Le dernier tableau s’achevait. Olympe Verdier, entourée de cadavres, remerciait son Dieu, Etienne et Maurice tombèrent dans les bras l’un de l’autre derrière la toile de fond.

– Tu t’es donc marié?

– Tu as donc fait recevoir enfin ta pièce?

– Oui, répondit Etienne d’un air sombre, ma pièce.

– Pourquoi ne viens-tu pas nous voir? reprit Maurice, que de choses dans ces deux années!…

– Oui, gronda Etienne, que de choses!

– Olympe Verdier, ma chère et charmante mère, est redevenue Julie Maynotte; M. Bruneau a vu la fin de ses traverses…

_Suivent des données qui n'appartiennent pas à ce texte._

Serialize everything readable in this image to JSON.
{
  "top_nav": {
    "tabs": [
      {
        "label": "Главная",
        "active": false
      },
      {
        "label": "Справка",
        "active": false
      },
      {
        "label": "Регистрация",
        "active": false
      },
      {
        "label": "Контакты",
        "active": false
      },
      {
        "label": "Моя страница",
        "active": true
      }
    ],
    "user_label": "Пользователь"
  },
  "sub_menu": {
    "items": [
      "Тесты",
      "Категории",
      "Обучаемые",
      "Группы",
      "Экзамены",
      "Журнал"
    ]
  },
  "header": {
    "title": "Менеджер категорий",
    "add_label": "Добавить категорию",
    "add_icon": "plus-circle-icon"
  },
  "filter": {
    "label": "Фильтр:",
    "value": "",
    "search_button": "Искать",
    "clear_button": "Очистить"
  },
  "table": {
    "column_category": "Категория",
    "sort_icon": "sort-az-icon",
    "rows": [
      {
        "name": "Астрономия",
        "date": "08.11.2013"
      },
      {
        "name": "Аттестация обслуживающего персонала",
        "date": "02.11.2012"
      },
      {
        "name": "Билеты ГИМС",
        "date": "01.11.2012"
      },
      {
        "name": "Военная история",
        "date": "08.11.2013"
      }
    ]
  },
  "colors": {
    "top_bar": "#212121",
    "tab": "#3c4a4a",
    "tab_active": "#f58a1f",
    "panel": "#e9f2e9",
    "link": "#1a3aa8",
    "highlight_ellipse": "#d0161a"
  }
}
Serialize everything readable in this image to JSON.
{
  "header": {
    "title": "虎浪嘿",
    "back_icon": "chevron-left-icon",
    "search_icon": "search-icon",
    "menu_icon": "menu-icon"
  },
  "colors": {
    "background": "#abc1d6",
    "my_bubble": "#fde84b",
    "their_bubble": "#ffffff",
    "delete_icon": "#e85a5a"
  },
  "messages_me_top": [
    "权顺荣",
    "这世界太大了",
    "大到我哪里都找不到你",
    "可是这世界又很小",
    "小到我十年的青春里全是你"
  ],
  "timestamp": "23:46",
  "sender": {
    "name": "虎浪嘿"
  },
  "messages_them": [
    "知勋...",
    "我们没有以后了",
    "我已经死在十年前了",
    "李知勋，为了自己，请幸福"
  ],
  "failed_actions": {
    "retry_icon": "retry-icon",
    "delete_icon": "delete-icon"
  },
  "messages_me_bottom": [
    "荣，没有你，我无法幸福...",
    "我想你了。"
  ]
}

– Je ferai une autre pièce avec ça…

– Ah! non! celle-ci suffit pour ta fortune et pour ta gloire.

– Pour ma fortune! dit Etienne; sur dix pour cent de droits, j’ai donné quatre pour cent à M. Alfred d’Arthur et quatre pour cent à M. Savinien Larcin…

– Ah! diable! restent deux pour cent, c’est maigre!

– Le directeur s’en est contenté, fit Etienne avec un soupir.

– Alors, il ne te reste que la gloire!

– L’auteur! l’auteur! cria la salle en ce moment. Etienne s’arracha une forte poignée de cheveux.

– Messieurs, annonça le grand comédien, chargé du rôle de Trois-Pattes, le drame que nous avons eu l’honneur de représenter devant vous est de MM. Alfred d’Arthur et Savinien Larcin!

– Eh bien! et toi? demanda Maurice.

VII

Sortie du théâtre

–  Ça ne fera pas le sou! pronostiqua Sensitive.

– En voilà pour deux cents représentations, dit Tourangeau. J’y enverrai tous les gens bien de ce pays-ci.

– Mais on ne révèle pas le fameux secret renfermé dans le scapulaire, fit observer Mme Touban.

– Racine eût fait autrement que cela! déclara le critique.

– Pour vous finir, dit Adolphe Champion à Mme Blot, l’ancien conseiller et l’ancien commissaire de police travaillent comme des nègres à la révision du procès de Caen. Edmée, Mme Michel, a voulu que tous les créanciers de M. Bancelle fussent payés intégralement et la pauvre vieille Mme Bancelle est morte bien heureuse. Mme Maurice a une jolie petite fille, Mme Michel a un beau petit garçon, la maison va comme un charme. Mme Maynotte est belle à faire trembler… et moi, je pêche deux fois par semaine.

– Mais, demanda la veuve de l’huissier, cette affaire du faux Louis XVII!…

– Mon cher marquis, disait le puissant ami de Gaillairdbois en sortant avec lui d’une loge grillée, ce Lecoq était un mâle! Le roi est de plus en plus amoureux de son cruel faubourg. Retrouvez-nous donc ce petit truc qui a le nez de Saint Louis!

– La voiture de M. Maynotte! cria un grand laquais.

– Tiens! dit Gaillardbois, ils étaient dans l’autre loge grillée, en face!

Avant de monter dans son équipage, le puissant ami du marquis décacheta un pli qu’un homme décent venait de lui remettre.

– C’est un épilogue, murmura-t-il. Le comte Corona vient d’être poignardé dans la campagne de Sartène par le nommé Battista, cocher de sa femme. Une jolie personne.

Et il ajouta, en s’adressant à ses gens:

– À la préfecture!

VIII

Le café du théâtre

Des grogs en quantité, quelques bavaroises. Unanimité de cigares.

– La petite Talma n’aura pas la vie pure!

– Laferrière n’a plus que douze ans…

– Etienne! s’écria Savinien Larcin en réponse à une question indiscrète, quel Etienne? Connais pas cet oiseau-là.

– Si la censure avait voulu laisser un peu de liberté, professait Alfred d’Arthur au milieu des complimenteurs, la maison Schwartz aurait bien acheté le manuscrit deux ou trois cent mille francs. Attendons le réveil du peuple!

– Envoyez-moi la brochure, dit le critique sérieux à Savinien. J’ai noté çà et là quelques tournures de phrases qu’on ne trouve pas dans Laharpe. À propos, comment vous excuser auprès du public d’avoir escamoté le fameux secret des Habits Noirs?

– En annonçant notre prochain drame: Le Secret de la Camorra ou Fra Diavolo au couvent de la Merci.